まず、ルールからして、シンプルに「相手を殺した方が勝ち」というところからいい具合に狂ってる。死んでも生き返る儀式魔法が敷かれているとはいえ、全力全開で魔法少女が肉弾戦で殺し合い、血肉に臓物が飛び散り、骨が粉微塵になり、グロくてエグくて筆舌しがたい死に様をさらしながら、試合が終われば爽やかにいやあいい試合だった、と健闘を讃え合う清々しい光景の狂いぷりに、思わずケタケタと笑ってしまう。おかしい、何かがおかしい。でもそれが素敵に可笑しい、面白い。
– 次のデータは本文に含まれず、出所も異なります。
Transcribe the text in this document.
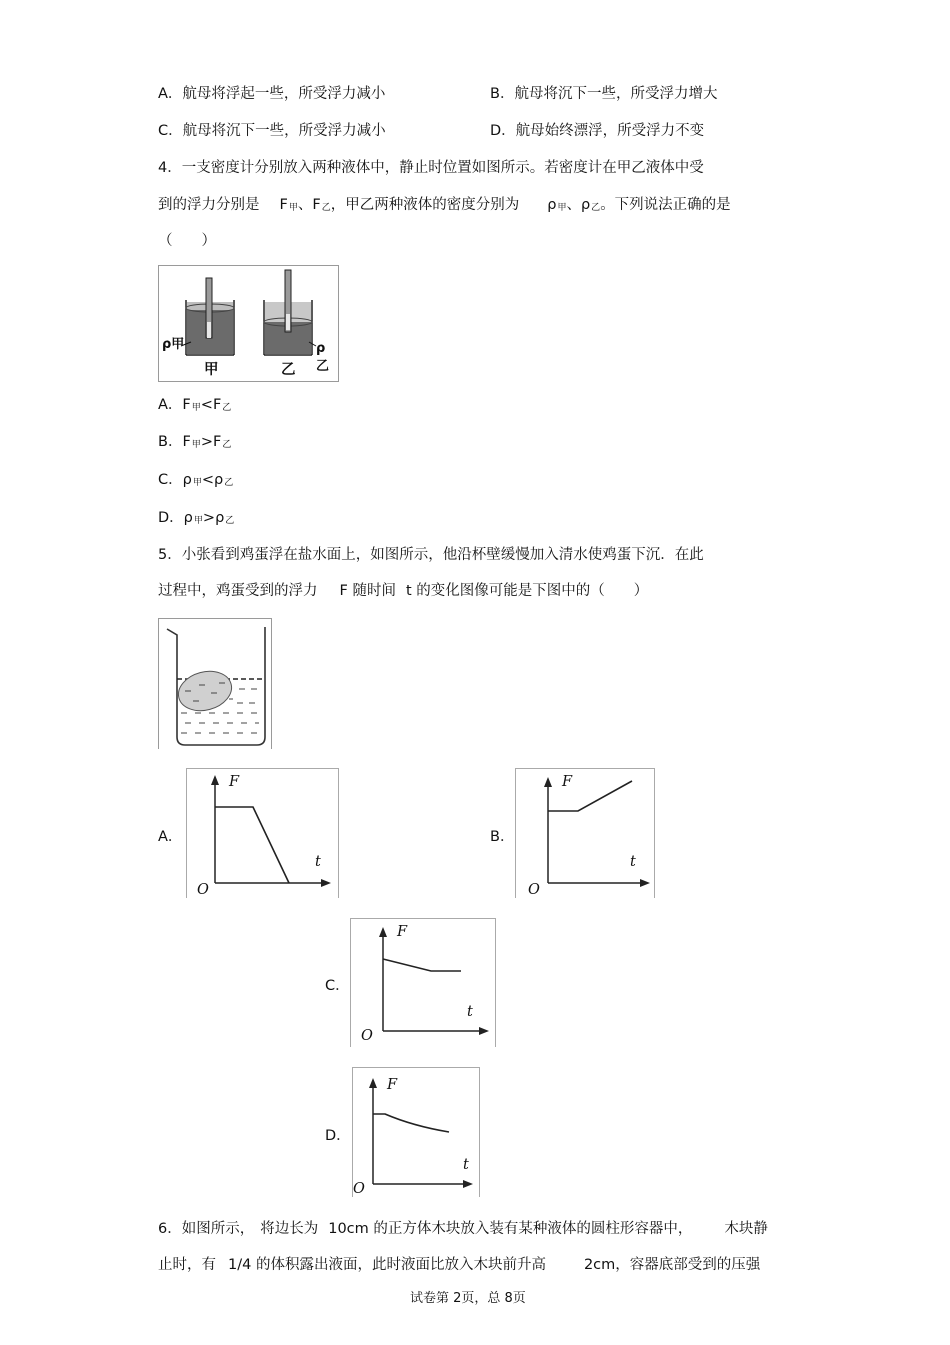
A．航母将浮起一些，所受浮力减小	B．航母将沉下一些，所受浮力增大
C．航母将沉下一些，所受浮力减小	D．航母始终漂浮，所受浮力不变
4．一支密度计分别放入两种液体中，静止时位置如图所示。若密度计在甲乙液体中受
到的浮力分别是 F甲、F乙，甲乙两种液体的密度分别为 ρ甲、ρ乙。下列说法正确的是
（　　）
ρ甲	ρ乙
甲	乙
A．F甲<F乙
B．F甲>F乙
C．ρ甲<ρ乙
D．ρ甲>ρ乙
5．小张看到鸡蛋浮在盐水面上，如图所示，他沿杯壁缓慢加入清水使鸡蛋下沉．在此
过程中，鸡蛋受到的浮力 F 随时间 t 的变化图像可能是下图中的（　　）
A．
F
t
O
B．
F
t
O
C．
F
t
O
D．
F
t
O
6．如图所示， 将边长为 10cm 的正方体木块放入装有某种液体的圆柱形容器中， 木块静
止时，有 1/4 的体积露出液面，此时液面比放入木块前升高	2cm，容器底部受到的压强
试卷第 2页，总 8页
個人的に一番爆笑させられたのが、スターゲイザー・ヒミコVSジャクリーン・ハンマーの試合。ジャクリーンのある意味アラレちゃんの地球割に匹敵する無茶苦茶さに、さらにそれを上回るヒミコの突き抜けきった対応にもう笑った笑った。凄い、凄いよヒミコさんw

あまりにも面白かったので、二回戦、決勝戦がページの都合上か単に飽きたかで大胆に省略されてしまったのがもったいないやら口惜しいやら。完全版は出さないんですか?

そして、こんな狂った大会にもかかわらず、終わってみると元から厚かった友情がさらに厚くなり、魔法少女全体の結束も高まる、というまるで王道のような終わり方。結果に辿り着くまでの過程の暴走っぷりが凄すぎる。それを演出してしまう魔女先輩のはっちゃけっぷりを、それを受け入れてしまう魔法少女たちの素敵っぷりを讃えるべきか。
シリーズもこれで幕引き、みたいな話も聞くけれど、このいい具合に煮立った魔法少女ワールド、もっと堪能したいですわぁ。